“Uncle Jacob, I want to go home,” she said, wearily.

“Bless you, child! you shall go wherever you like,” he said, in surprise, and regarding her anxiously.

“I want to go where you and I can be by ourselves, and where I cannot do any mischief,” she said, with a sob of pain, and he knew beyond a doubt that Ralph Meredith had proposed and been rejected.

“Mischief! tut, tut, little one! What has made you so unhappy? Have you sent our young friend away in sorrow?”

Star nodded her head in reply; she could not find voice to answer him.

“He is a fine young man—he is a worthy young man,” Mr.
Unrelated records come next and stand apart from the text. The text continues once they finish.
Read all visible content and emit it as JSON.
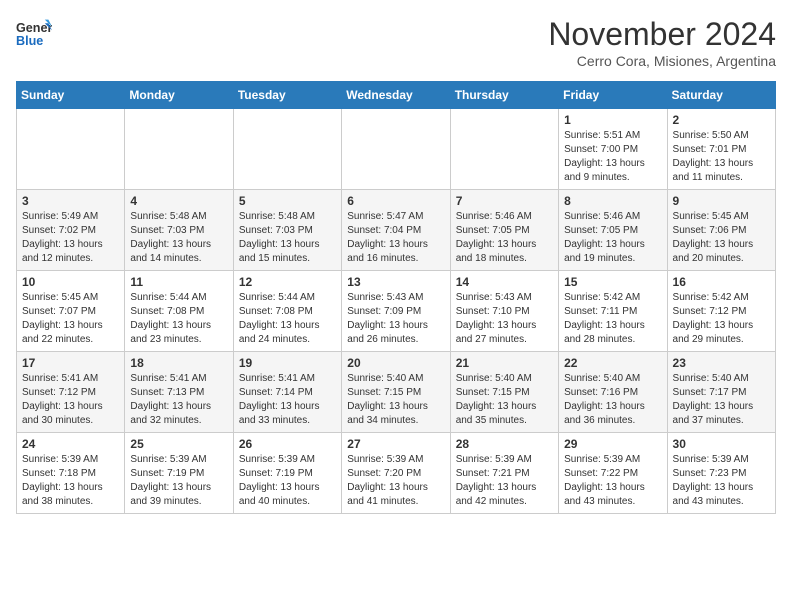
{
  "header": {
    "logo_line1": "General",
    "logo_line2": "Blue",
    "month": "November 2024",
    "location": "Cerro Cora, Misiones, Argentina"
  },
  "weekdays": [
    "Sunday",
    "Monday",
    "Tuesday",
    "Wednesday",
    "Thursday",
    "Friday",
    "Saturday"
  ],
  "weeks": [
    [
      {
        "day": "",
        "info": ""
      },
      {
        "day": "",
        "info": ""
      },
      {
        "day": "",
        "info": ""
      },
      {
        "day": "",
        "info": ""
      },
      {
        "day": "",
        "info": ""
      },
      {
        "day": "1",
        "info": "Sunrise: 5:51 AM\nSunset: 7:00 PM\nDaylight: 13 hours\nand 9 minutes."
      },
      {
        "day": "2",
        "info": "Sunrise: 5:50 AM\nSunset: 7:01 PM\nDaylight: 13 hours\nand 11 minutes."
      }
    ],
    [
      {
        "day": "3",
        "info": "Sunrise: 5:49 AM\nSunset: 7:02 PM\nDaylight: 13 hours\nand 12 minutes."
      },
      {
        "day": "4",
        "info": "Sunrise: 5:48 AM\nSunset: 7:03 PM\nDaylight: 13 hours\nand 14 minutes."
      },
      {
        "day": "5",
        "info": "Sunrise: 5:48 AM\nSunset: 7:03 PM\nDaylight: 13 hours\nand 15 minutes."
      },
      {
        "day": "6",
        "info": "Sunrise: 5:47 AM\nSunset: 7:04 PM\nDaylight: 13 hours\nand 16 minutes."
      },
      {
        "day": "7",
        "info": "Sunrise: 5:46 AM\nSunset: 7:05 PM\nDaylight: 13 hours\nand 18 minutes."
      },
      {
        "day": "8",
        "info": "Sunrise: 5:46 AM\nSunset: 7:05 PM\nDaylight: 13 hours\nand 19 minutes."
      },
      {
        "day": "9",
        "info": "Sunrise: 5:45 AM\nSunset: 7:06 PM\nDaylight: 13 hours\nand 20 minutes."
      }
    ],
    [
      {
        "day": "10",
        "info": "Sunrise: 5:45 AM\nSunset: 7:07 PM\nDaylight: 13 hours\nand 22 minutes."
      },
      {
        "day": "11",
        "info": "Sunrise: 5:44 AM\nSunset: 7:08 PM\nDaylight: 13 hours\nand 23 minutes."
      },
      {
        "day": "12",
        "info": "Sunrise: 5:44 AM\nSunset: 7:08 PM\nDaylight: 13 hours\nand 24 minutes."
      },
      {
        "day": "13",
        "info": "Sunrise: 5:43 AM\nSunset: 7:09 PM\nDaylight: 13 hours\nand 26 minutes."
      },
      {
        "day": "14",
        "info": "Sunrise: 5:43 AM\nSunset: 7:10 PM\nDaylight: 13 hours\nand 27 minutes."
      },
      {
        "day": "15",
        "info": "Sunrise: 5:42 AM\nSunset: 7:11 PM\nDaylight: 13 hours\nand 28 minutes."
      },
      {
        "day": "16",
        "info": "Sunrise: 5:42 AM\nSunset: 7:12 PM\nDaylight: 13 hours\nand 29 minutes."
      }
    ],
    [
      {
        "day": "17",
        "info": "Sunrise: 5:41 AM\nSunset: 7:12 PM\nDaylight: 13 hours\nand 30 minutes."
      },
      {
        "day": "18",
        "info": "Sunrise: 5:41 AM\nSunset: 7:13 PM\nDaylight: 13 hours\nand 32 minutes."
      },
      {
        "day": "19",
        "info": "Sunrise: 5:41 AM\nSunset: 7:14 PM\nDaylight: 13 hours\nand 33 minutes."
      },
      {
        "day": "20",
        "info": "Sunrise: 5:40 AM\nSunset: 7:15 PM\nDaylight: 13 hours\nand 34 minutes."
      },
      {
        "day": "21",
        "info": "Sunrise: 5:40 AM\nSunset: 7:15 PM\nDaylight: 13 hours\nand 35 minutes."
      },
      {
        "day": "22",
        "info": "Sunrise: 5:40 AM\nSunset: 7:16 PM\nDaylight: 13 hours\nand 36 minutes."
      },
      {
        "day": "23",
        "info": "Sunrise: 5:40 AM\nSunset: 7:17 PM\nDaylight: 13 hours\nand 37 minutes."
      }
    ],
    [
      {
        "day": "24",
        "info": "Sunrise: 5:39 AM\nSunset: 7:18 PM\nDaylight: 13 hours\nand 38 minutes."
      },
      {
        "day": "25",
        "info": "Sunrise: 5:39 AM\nSunset: 7:19 PM\nDaylight: 13 hours\nand 39 minutes."
      },
      {
        "day": "26",
        "info": "Sunrise: 5:39 AM\nSunset: 7:19 PM\nDaylight: 13 hours\nand 40 minutes."
      },
      {
        "day": "27",
        "info": "Sunrise: 5:39 AM\nSunset: 7:20 PM\nDaylight: 13 hours\nand 41 minutes."
      },
      {
        "day": "28",
        "info": "Sunrise: 5:39 AM\nSunset: 7:21 PM\nDaylight: 13 hours\nand 42 minutes."
      },
      {
        "day": "29",
        "info": "Sunrise: 5:39 AM\nSunset: 7:22 PM\nDaylight: 13 hours\nand 43 minutes."
      },
      {
        "day": "30",
        "info": "Sunrise: 5:39 AM\nSunset: 7:23 PM\nDaylight: 13 hours\nand 43 minutes."
      }
    ]
  ]
}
Rosevelt said, gently.

“Oh, I know it, Uncle Jacob; but—my heart is dead, and it can never live again. Don’t blame me, please—you know all about it, and you know that I could not help it and be true to him and myself,” she returned, in deep distress.

“You have done everything to make me happy,” she went on, a little more calmly, “and I thought I was beginning to be content and to enjoy life once more; but I cannot endure many scenes like what transpired to-night. Let us go home, where I can go to work again, and in my duties there forget, if possible, the misery of the past, which I have been made to live over again to-night.”
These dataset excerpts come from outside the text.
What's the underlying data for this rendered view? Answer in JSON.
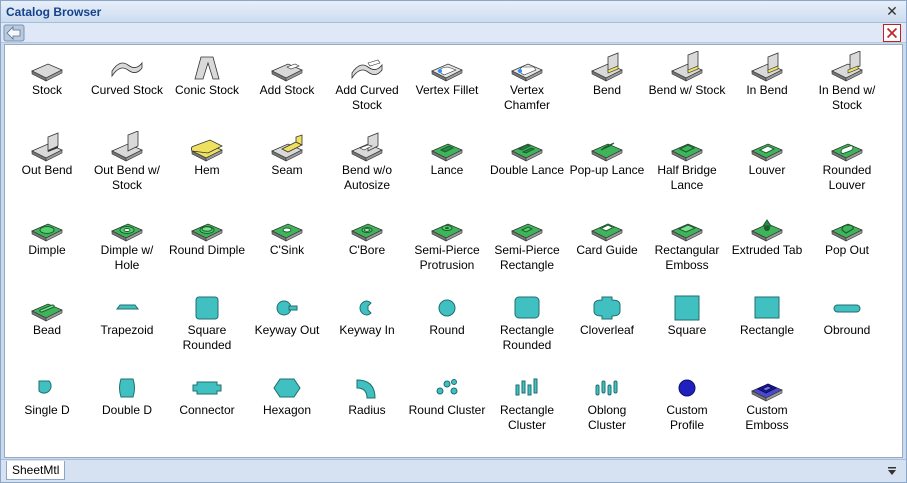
{
  "window": {
    "title": "Catalog Browser",
    "tab": "SheetMtl"
  },
  "icons": {
    "close": "close-icon",
    "back": "back-arrow-icon",
    "panel_close": "red-close-icon",
    "menu": "dropdown-triangle-icon"
  },
  "colors": {
    "accent_title": "#15428b",
    "feature_green": "#3fb55b",
    "plate_gray": "#d9d9d9",
    "hem_yellow": "#f0e060",
    "punch_cyan": "#40c0c0",
    "profile_blue": "#2020c0"
  },
  "items": [
    {
      "label": "Stock",
      "icon": "stock-plate"
    },
    {
      "label": "Curved Stock",
      "icon": "curved-stock"
    },
    {
      "label": "Conic Stock",
      "icon": "conic-stock"
    },
    {
      "label": "Add Stock",
      "icon": "add-stock"
    },
    {
      "label": "Add Curved\nStock",
      "icon": "add-curved-stock"
    },
    {
      "label": "Vertex Fillet",
      "icon": "vertex-fillet"
    },
    {
      "label": "Vertex\nChamfer",
      "icon": "vertex-chamfer"
    },
    {
      "label": "Bend",
      "icon": "bend"
    },
    {
      "label": "Bend w/ Stock",
      "icon": "bend-with-stock"
    },
    {
      "label": "In Bend",
      "icon": "in-bend"
    },
    {
      "label": "In Bend w/\nStock",
      "icon": "in-bend-with-stock"
    },
    {
      "label": "Out Bend",
      "icon": "out-bend"
    },
    {
      "label": "Out Bend w/\nStock",
      "icon": "out-bend-with-stock"
    },
    {
      "label": "Hem",
      "icon": "hem"
    },
    {
      "label": "Seam",
      "icon": "seam"
    },
    {
      "label": "Bend w/o\nAutosize",
      "icon": "bend-no-autosize"
    },
    {
      "label": "Lance",
      "icon": "lance"
    },
    {
      "label": "Double Lance",
      "icon": "double-lance"
    },
    {
      "label": "Pop-up Lance",
      "icon": "popup-lance"
    },
    {
      "label": "Half Bridge\nLance",
      "icon": "half-bridge-lance"
    },
    {
      "label": "Louver",
      "icon": "louver"
    },
    {
      "label": "Rounded\nLouver",
      "icon": "rounded-louver"
    },
    {
      "label": "Dimple",
      "icon": "dimple"
    },
    {
      "label": "Dimple w/\nHole",
      "icon": "dimple-hole"
    },
    {
      "label": "Round Dimple",
      "icon": "round-dimple"
    },
    {
      "label": "C'Sink",
      "icon": "csink"
    },
    {
      "label": "C'Bore",
      "icon": "cbore"
    },
    {
      "label": "Semi-Pierce\nProtrusion",
      "icon": "semi-pierce-protrusion"
    },
    {
      "label": "Semi-Pierce\nRectangle",
      "icon": "semi-pierce-rectangle"
    },
    {
      "label": "Card Guide",
      "icon": "card-guide"
    },
    {
      "label": "Rectangular\nEmboss",
      "icon": "rectangular-emboss"
    },
    {
      "label": "Extruded Tab",
      "icon": "extruded-tab"
    },
    {
      "label": "Pop Out",
      "icon": "pop-out"
    },
    {
      "label": "Bead",
      "icon": "bead"
    },
    {
      "label": "Trapezoid",
      "icon": "trapezoid"
    },
    {
      "label": "Square\nRounded",
      "icon": "square-rounded"
    },
    {
      "label": "Keyway Out",
      "icon": "keyway-out"
    },
    {
      "label": "Keyway In",
      "icon": "keyway-in"
    },
    {
      "label": "Round",
      "icon": "round"
    },
    {
      "label": "Rectangle\nRounded",
      "icon": "rectangle-rounded"
    },
    {
      "label": "Cloverleaf",
      "icon": "cloverleaf"
    },
    {
      "label": "Square",
      "icon": "square"
    },
    {
      "label": "Rectangle",
      "icon": "rectangle"
    },
    {
      "label": "Obround",
      "icon": "obround"
    },
    {
      "label": "Single D",
      "icon": "single-d"
    },
    {
      "label": "Double D",
      "icon": "double-d"
    },
    {
      "label": "Connector",
      "icon": "connector"
    },
    {
      "label": "Hexagon",
      "icon": "hexagon"
    },
    {
      "label": "Radius",
      "icon": "radius"
    },
    {
      "label": "Round Cluster",
      "icon": "round-cluster"
    },
    {
      "label": "Rectangle\nCluster",
      "icon": "rectangle-cluster"
    },
    {
      "label": "Oblong\nCluster",
      "icon": "oblong-cluster"
    },
    {
      "label": "Custom\nProfile",
      "icon": "custom-profile"
    },
    {
      "label": "Custom\nEmboss",
      "icon": "custom-emboss"
    }
  ]
}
“We will leave Newport to-morrow, if you wish,” Mr. Rosevelt said, after a little thought; “but we will not go back to New York just yet—we will spend two or three weeks in sightseeing first. We will go to the White Mountains, from there to Montreal, then down the St. Lawrence and the lake to Niagara, and then home. That will give us a change and a nice little trip, besides a knowledge of something of the country. It is a long time since I went over that ground, and I think I should enjoy the journey, if the idea pleases you.”

He was not going to let her go back to New York and bury herself at home, where she would brood over her trouble and grow pale, thin, and hollow-eyed again; so he put it in the form of a favor to himself.